Malaysian Catholic Church loses legal tussle to use the word “Allah”

PUTRAJAYA: Malaysia’s Catholic Church on Wednesday (Jan 21) lost all legal recourse to lift a ban that has prevented it from using the word “Allah” in the Malay-language publication of the its weekly journal, the Herald.

The five-member Federal Court bench unanimously dismissed an application for a review of its earlier decision not to grant leave for an appeal.

The decision will mark the end of a six-year legal battle by the Catholic Church on usage of the word “Allah”, which authorities have said is for the exclusive use of Muslims.

The Federal Court panel judged that there was no procedural unfairness.

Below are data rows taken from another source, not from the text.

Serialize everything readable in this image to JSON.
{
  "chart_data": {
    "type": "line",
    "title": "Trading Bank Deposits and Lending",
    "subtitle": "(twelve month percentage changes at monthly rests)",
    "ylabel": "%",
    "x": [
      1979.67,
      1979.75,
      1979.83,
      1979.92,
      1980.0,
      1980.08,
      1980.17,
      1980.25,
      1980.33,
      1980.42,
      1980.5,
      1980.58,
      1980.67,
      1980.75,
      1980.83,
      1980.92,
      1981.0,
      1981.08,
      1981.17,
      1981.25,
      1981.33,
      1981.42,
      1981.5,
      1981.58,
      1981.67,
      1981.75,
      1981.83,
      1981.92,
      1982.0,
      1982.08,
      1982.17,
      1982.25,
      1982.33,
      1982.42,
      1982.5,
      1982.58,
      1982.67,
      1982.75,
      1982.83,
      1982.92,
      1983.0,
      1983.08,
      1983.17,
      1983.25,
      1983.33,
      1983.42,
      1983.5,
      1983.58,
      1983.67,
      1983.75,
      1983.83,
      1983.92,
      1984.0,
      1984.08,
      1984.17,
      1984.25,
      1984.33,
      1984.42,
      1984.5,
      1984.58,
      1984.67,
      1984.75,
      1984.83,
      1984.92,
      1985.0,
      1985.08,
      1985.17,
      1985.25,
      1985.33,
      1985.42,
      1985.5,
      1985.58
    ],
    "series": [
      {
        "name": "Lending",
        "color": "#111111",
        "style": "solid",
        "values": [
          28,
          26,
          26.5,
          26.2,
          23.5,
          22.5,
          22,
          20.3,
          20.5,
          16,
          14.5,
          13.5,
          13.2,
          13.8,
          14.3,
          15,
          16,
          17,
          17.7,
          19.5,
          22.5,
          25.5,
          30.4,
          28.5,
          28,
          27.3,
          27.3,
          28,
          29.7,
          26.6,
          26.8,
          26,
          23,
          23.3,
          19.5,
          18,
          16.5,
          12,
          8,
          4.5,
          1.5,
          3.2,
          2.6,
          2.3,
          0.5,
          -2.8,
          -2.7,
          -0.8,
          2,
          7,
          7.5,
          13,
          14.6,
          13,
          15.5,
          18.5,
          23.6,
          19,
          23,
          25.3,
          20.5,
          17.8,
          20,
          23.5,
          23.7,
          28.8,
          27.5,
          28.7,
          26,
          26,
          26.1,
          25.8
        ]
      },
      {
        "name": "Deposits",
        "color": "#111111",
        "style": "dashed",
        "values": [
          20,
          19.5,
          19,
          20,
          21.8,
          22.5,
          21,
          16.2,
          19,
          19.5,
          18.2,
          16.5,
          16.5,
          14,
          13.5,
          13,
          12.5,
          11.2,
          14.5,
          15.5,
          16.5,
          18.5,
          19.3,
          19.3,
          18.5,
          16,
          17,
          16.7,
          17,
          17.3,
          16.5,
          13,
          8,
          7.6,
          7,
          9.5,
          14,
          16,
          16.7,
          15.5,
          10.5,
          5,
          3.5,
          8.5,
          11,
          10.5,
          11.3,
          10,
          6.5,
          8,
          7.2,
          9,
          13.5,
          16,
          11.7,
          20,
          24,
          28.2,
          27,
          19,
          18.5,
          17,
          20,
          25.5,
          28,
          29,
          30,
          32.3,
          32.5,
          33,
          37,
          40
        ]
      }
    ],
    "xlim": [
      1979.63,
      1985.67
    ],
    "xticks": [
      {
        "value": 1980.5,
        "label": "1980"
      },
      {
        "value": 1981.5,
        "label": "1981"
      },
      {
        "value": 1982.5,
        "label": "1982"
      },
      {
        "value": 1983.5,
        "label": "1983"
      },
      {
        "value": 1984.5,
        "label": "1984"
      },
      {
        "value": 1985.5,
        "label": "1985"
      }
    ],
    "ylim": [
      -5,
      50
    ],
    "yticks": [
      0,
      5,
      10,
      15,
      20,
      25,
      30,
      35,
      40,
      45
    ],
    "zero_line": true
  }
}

But that is not the end of the road, said editor of the Herald Father Lawrence Andrew, even though it means he will never be able to print the word “Allah” in its Malay-language publications.

“What can we do? Our hands are tied right now. We live in this situation and we pray and hope that there will be an opening later. We hope and pray that the rights of minorities will not be trampled,” he said.

Malay-speaking Christians, who are a minority in Malaysia, have long been using the word “Allah” to describe God. But authorities felt that allowing its use would confuse Muslims into leaving their religion and disrupt peace in the country.

“The Muslims are not happy if non-Muslims are allowed to use Allah to refer to their god. It is not a blanket ban that non-Muslims cannot use the word ‘Allah’ at all,” said Zainol Rijal Abu Bakar, president of the Malaysia Muslim Lawyers Association.

The decision has been described as another missed opportunity by the federal court to uphold the federal constitution.

“Apex Court, Federal Court are reluctant to address political issues but this is more than a political issue,” said Gan Peng Sieu from the Malaysian Chinese Association, “Apex Court has a duty to defend the federal constitution. This issue has been prolonged, and it will be revisited and I’m sure the Federal Court will be haunted again.”

While its officially over for the Herald’s case, the impact of this decision will echo in the hearings of other pending cases, such as the seizure of Christian materials.